Advancing Access Control
Designing an access control system for future growth is every bit as important as making sure it is backwards compatible. Whether deploying standalone electronic locks, networked and/or integrated systems, or high-level technology such as biometrics, provide solutions that can accommodate your customers’ changing needs.
The initial role of an access control system is to manage ingress and, in some cases, egress. When all is said and done, one’s baseline defense is at the controlled opening. Not only must you be able to keep the bad guys out, you need an access control system that easily lets the good guys in.
Today, the options are innumerable. For instance, you would probably create a different access control system for a 12-door medical facility housing patient records and pharmaceutical cabinets than you would for a four-door business office. A small regional airport requires a different system than a major international airport hub. By itself, a door lets you in and lets you out. But, once a lock is put on the door, you now have an access control system.
You may not think of it as one, but a locked door is just that — a controlled access point. Only authorized individuals with a key are to be let through that particular door. Thus, the old standby — the mechanical lock and key — continues to be the most popular access control “system” in use today.
Indeed, most access control starts with a standard mechanical lock. Then, one day, there is a call for a little more protection for designated openings. To upgrade from mechanical keys, a customer determines that an electronic lock is the best option. They call for a device that will let them secure doors, manage lists of authorized users, and provide an audit trial from the lock to see who went where and when.
Electronic locks can be standalone, connected to an enterprise’s network or hooked into their own designated network within the enterprise. In addition to electronic locks, there are many branches of the access control tree offering myriad solutions from simple to complex. When systems integrators consider the design of an access control system, often the planning begins at the control panel or head-end. However, as you will see, it is often more prudent to begin at the portal.

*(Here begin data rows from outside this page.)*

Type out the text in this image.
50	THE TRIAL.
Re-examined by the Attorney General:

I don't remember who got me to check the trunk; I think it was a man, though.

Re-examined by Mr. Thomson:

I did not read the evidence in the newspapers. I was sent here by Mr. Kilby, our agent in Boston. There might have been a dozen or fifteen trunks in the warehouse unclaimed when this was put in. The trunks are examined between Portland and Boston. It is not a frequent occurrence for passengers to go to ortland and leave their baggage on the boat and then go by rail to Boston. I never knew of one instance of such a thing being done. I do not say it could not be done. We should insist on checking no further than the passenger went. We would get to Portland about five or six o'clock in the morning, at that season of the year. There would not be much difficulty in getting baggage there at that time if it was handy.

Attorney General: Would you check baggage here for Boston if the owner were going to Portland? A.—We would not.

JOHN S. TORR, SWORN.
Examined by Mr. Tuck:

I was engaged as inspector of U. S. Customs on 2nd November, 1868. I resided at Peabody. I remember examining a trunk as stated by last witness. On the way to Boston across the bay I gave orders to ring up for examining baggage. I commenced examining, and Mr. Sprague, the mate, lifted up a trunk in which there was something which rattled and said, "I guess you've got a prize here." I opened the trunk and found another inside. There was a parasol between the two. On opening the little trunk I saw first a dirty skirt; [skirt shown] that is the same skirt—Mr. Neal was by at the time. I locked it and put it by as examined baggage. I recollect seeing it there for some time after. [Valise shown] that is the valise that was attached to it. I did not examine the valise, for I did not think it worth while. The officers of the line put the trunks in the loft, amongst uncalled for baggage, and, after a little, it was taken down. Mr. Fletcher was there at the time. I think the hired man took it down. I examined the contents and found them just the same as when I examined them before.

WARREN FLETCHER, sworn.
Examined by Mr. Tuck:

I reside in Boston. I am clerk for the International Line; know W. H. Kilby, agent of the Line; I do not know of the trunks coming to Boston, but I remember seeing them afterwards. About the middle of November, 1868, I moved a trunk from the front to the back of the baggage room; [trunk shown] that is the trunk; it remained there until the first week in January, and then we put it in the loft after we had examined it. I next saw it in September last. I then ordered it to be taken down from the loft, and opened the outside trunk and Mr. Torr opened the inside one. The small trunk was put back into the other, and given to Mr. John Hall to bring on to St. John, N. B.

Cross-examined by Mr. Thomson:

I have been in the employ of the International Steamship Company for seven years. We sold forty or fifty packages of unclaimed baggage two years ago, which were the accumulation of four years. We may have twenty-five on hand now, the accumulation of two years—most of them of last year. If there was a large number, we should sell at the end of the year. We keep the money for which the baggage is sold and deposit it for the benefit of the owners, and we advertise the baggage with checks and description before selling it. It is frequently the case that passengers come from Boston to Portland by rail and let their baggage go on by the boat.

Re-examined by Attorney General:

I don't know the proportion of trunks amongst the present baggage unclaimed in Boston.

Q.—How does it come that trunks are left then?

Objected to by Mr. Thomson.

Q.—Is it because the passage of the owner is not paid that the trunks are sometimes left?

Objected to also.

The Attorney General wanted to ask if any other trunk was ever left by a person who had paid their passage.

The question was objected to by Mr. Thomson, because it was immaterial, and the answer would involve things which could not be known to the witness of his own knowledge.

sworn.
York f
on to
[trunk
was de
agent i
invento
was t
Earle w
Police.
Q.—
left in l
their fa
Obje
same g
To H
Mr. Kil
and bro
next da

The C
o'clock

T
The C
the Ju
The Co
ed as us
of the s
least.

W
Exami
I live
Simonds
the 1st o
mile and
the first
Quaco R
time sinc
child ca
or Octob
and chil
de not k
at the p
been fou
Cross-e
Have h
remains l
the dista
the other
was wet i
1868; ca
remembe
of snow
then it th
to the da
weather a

Electronic Locking Systems Come in Many Different Flavors
Electronic locking systems can range in price to the end user from about $400 per door to as high as $3,000 per door (approximately $240 to $1,800 dealer cost) in a fully networked system. Between the strictly mechanical system and the totally networked system exists a wide range of electronic solutions that can be considered.
Some electronic devices provide economical solutions for increased security and convenience without forgoing aesthetics. In many cases, the electronic locks can fit the profile of the mechanical lock and be backwards compatible from an installation standpoint.
For easy migration from the traditional mechanical or electrical locksets, there are standalone keypad programmable locking systems that fit a standard ANSI/BHMA cylindrical and mortise lock preparation, requiring only minor modifications to the door. They accommodate standard door widths without the need for spacers or shim kits.
For residential 13/8-inch door applications, residential door thickness kits are available. For retrofitting older, PIN code locksets, doorplates are available to cover door preparation scars left from the prior installation. Facilities with cylindrical locks, mortise locks and aluminum door latches can utilize one common solution to meet basic access control needs.
If more automation is required, the customer may choose to graduate to a software-managed solution that can utilize credentials such as proximity cards, fobs or magnetic-stripe cards. The customer may also want these locks to automatically lock and relock at certain times of the day.
At prices to the end user ranging from $300 to $1,000 per door (approximately $180 to $600 dealer cost), programmable electronic card locks are a solid choice for facilities with numerous users and access points. A step above the strictly mechanical pushbutton lock, keypad programmable electronic locks are standalone, microprocessor-based, battery-powered locks that provide increased customer value.
With them, you can quickly program more than 100 individual user codes, right at the keypad. With these locks, facilities managers or the office manager can add or delete users in seconds. User codes are typically kept between three to seven digits and entered via the keypad by the user to gain entry. There is no external wiring required, and the locks will provide up to 80,000-plus activations or the equivalent of two to three years of use with common AA batteries.